For multi-destination fan-out, sequential batch execution keeps ordering deterministic and error handling simple. Use continue_on_error when best-effort delivery is acceptable, and stop-on-error for workflows where partial delivery is risky. Both modes should return consistent per-target results.

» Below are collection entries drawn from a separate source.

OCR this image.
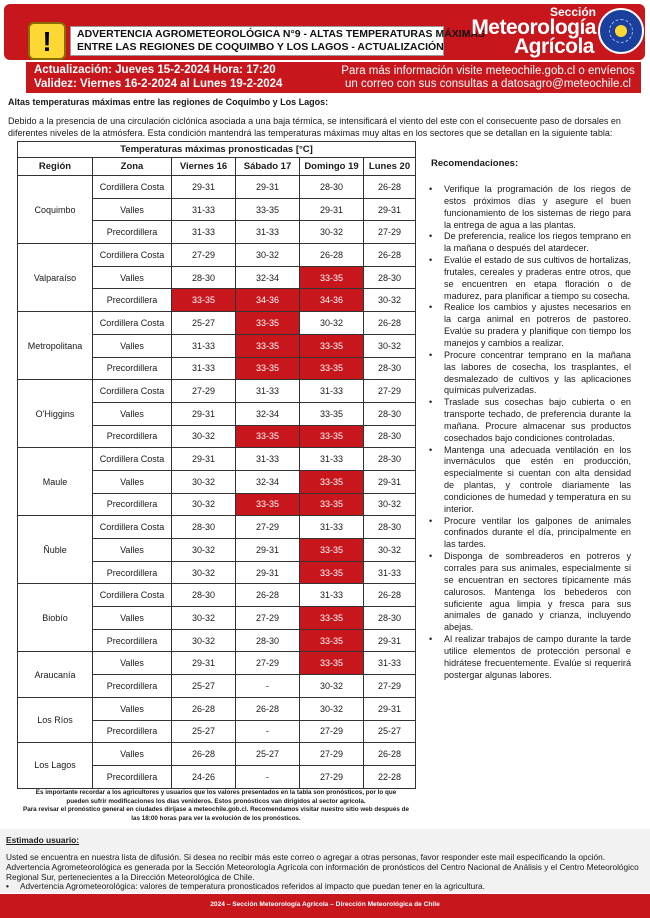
!	ADVERTENCIA AGROMETEOROLÓGICA N°9 - ALTAS TEMPERATURAS MÁXIMAS
ENTRE LAS REGIONES DE COQUIMBO Y LOS LAGOS - ACTUALIZACIÓN
Sección
Meteorología
Agrícola
Actualización: Jueves 15-2-2024 Hora: 17:20
Validez: Viernes 16-2-2024 al Lunes 19-2-2024
Para más información visite meteochile.gob.cl o envíenos
un correo con sus consultas a datosagro@meteochile.cl
Altas temperaturas máximas entre las regiones de Coquimbo y Los Lagos:
Debido a la presencia de una circulación ciclónica asociada a una baja térmica, se intensificará el viento del este con el consecuente paso de dorsales en diferentes niveles de la atmósfera. Esta condición mantendrá las temperaturas máximas muy altas en los sectores que se detallan en la siguiente tabla:
Temperaturas máximas pronosticadas [°C]					
Región	Zona	Viernes 16	Sábado 17	Domingo 19	Lunes 20
Coquimbo	Cordillera Costa	29-31	29-31	28-30	26-28
	Valles	31-33	33-35	29-31	29-31
	Precordillera	31-33	31-33	30-32	27-29
Valparaíso	Cordillera Costa	27-29	30-32	26-28	26-28
	Valles	28-30	32-34	33-35	28-30
	Precordillera	33-35	34-36	34-36	30-32
Metropolitana	Cordillera Costa	25-27	33-35	30-32	26-28
	Valles	31-33	33-35	33-35	30-32
	Precordillera	31-33	33-35	33-35	28-30
O'Higgins	Cordillera Costa	27-29	31-33	31-33	27-29
	Valles	29-31	32-34	33-35	28-30
	Precordillera	30-32	33-35	33-35	28-30
Maule	Cordillera Costa	29-31	31-33	31-33	28-30
	Valles	30-32	32-34	33-35	29-31
	Precordillera	30-32	33-35	33-35	30-32
Ñuble	Cordillera Costa	28-30	27-29	31-33	28-30
	Valles	30-32	29-31	33-35	30-32
	Precordillera	30-32	29-31	33-35	31-33
Biobío	Cordillera Costa	28-30	26-28	31-33	26-28
	Valles	30-32	27-29	33-35	28-30
	Precordillera	30-32	28-30	33-35	29-31
Araucanía	Valles	29-31	27-29	33-35	31-33
	Precordillera	25-27	-	30-32	27-29
Los Ríos	Valles	26-28	26-28	30-32	29-31
	Precordillera	25-27	-	27-29	25-27
Los Lagos	Valles	26-28	25-27	27-29	26-28
	Precordillera	24-26	-	27-29	22-28
Es importante recordar a los agricultores y usuarios que los valores presentados en la tabla son pronósticos, por lo que
pueden sufrir modificaciones los días venideros. Estos pronósticos van dirigidos al sector agrícola.
Para revisar el pronóstico general en ciudades diríjase a meteochile.gob.cl. Recomendamos visitar nuestro sitio web después de
las 18:00 horas para ver la evolución de los pronósticos.
Recomendaciones:
• Verifique la programación de los riegos de estos próximos días y asegure el buen funcionamiento de los sistemas de riego para la entrega de agua a las plantas.
• De preferencia, realice los riegos temprano en la mañana o después del atardecer.
• Evalúe el estado de sus cultivos de hortalizas, frutales, cereales y praderas entre otros, que se encuentren en etapa floración o de madurez, para planificar a tiempo su cosecha.
• Realice los cambios y ajustes necesarios en la carga animal en potreros de pastoreo. Evalúe su pradera y planifique con tiempo los manejos y cambios a realizar.
• Procure concentrar temprano en la mañana las labores de cosecha, los trasplantes, el desmalezado de cultivos y las aplicaciones químicas pulverizadas.
• Traslade sus cosechas bajo cubierta o en transporte techado, de preferencia durante la mañana. Procure almacenar sus productos cosechados bajo condiciones controladas.
• Mantenga una adecuada ventilación en los invernáculos que estén en producción, especialmente si cuentan con alta densidad de plantas, y controle diariamente las condiciones de humedad y temperatura en su interior.
• Procure ventilar los galpones de animales confinados durante el día, principalmente en las tardes.
• Disponga de sombreaderos en potreros y corrales para sus animales, especialmente si se encuentran en sectores típicamente más calurosos. Mantenga los bebederos con suficiente agua limpia y fresca para sus animales de ganado y crianza, incluyendo abejas.
• Al realizar trabajos de campo durante la tarde utilice elementos de protección personal e hidrátese frecuentemente. Evalúe si requerirá postergar algunas labores.
Estimado usuario:
Usted se encuentra en nuestra lista de difusión. Si desea no recibir más este correo o agregar a otras personas, favor responder este mail especificando la opción. Advertencia Agrometeorológica es generada por la Sección Meteorología Agrícola con información de pronósticos del Centro Nacional de Análisis y el Centro Meteorológico Regional Sur, pertenecientes a la Dirección Meteorológica de Chile.
• Advertencia Agrometeorológica: valores de temperatura pronosticados referidos al impacto que puedan tener en la agricultura.
2024 – Sección Meteorología Agrícola – Dirección Meteorológica de Chile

const webhooks = process_input?.result?.webhooks ?? [];
const payload = process_input?.result?.payload ?? {};
const continueOnError = process_input?.result?.continue_on_error ?? true;
const retryableCodes = new Set([408, 429, 500, 502, 503, 504]);
if (!Array.isArray(webhooks) || webhooks.length === 0) {
return { success: false, error: "webhooks array is required" };
}
const results = [];
for (const [index, item] of webhooks.entries()) {
const url = typeof item === "string" ? item : item?.url ?? "";
const headers = typeof item === "string" ? {} : item?.headers ?? {};
const name = typeof item === "string" ? `Webhook ${index + 1}` : item?.name ?? `Webhook ${index + 1}`;
if (!url) {
results.push({ name, success: false, error: "missing URL" });
if (!continueOnError) break;
continue;
}
let delivered = false;
let lastError = "unknown error";
const attempts = [];
for (let attempt = 1; attempt <= 3; attempt += 1) {
const response = await api.post(url, payload, headers);
const statusCode = Number(response?.status_code ?? 0);
attempts.push({ attempt, status_code: statusCode, success: Boolean(response?.success) });
if (response?.success && statusCode < 400) {
delivered = true;
break;
}
lastError = `HTTP ${statusCode || "unknown"}`;
if (!retryableCodes.has(statusCode)) break;
await new Promise((resolve) => setTimeout(resolve, 500 * Math.pow(2, attempt - 1)));
}
results.push({ name, url, success: delivered, error: delivered ? null : lastError, attempts });
if (!delivered && !continueOnError) break;
}
return {
success: results.every((entry) => entry.success),
data: {
total: webhooks.length,
succeeded: results.filter((entry) => entry.success).length,
failed: results.filter((entry) => !entry.success).length,
results,
},
};
Final checklist
Use this checklist before deploying webhook steps:
- Destination URLs are validated and restricted to expected schemes.
- Auth headers are built consistently from explicit input fields.
- Signature logic includes timestamp metadata where required.
- Retries are limited to transient failure categories.
- Batch mode behavior (
continue_on_error) matches business requirements. - Logs include diagnostics but exclude secrets and raw credentials.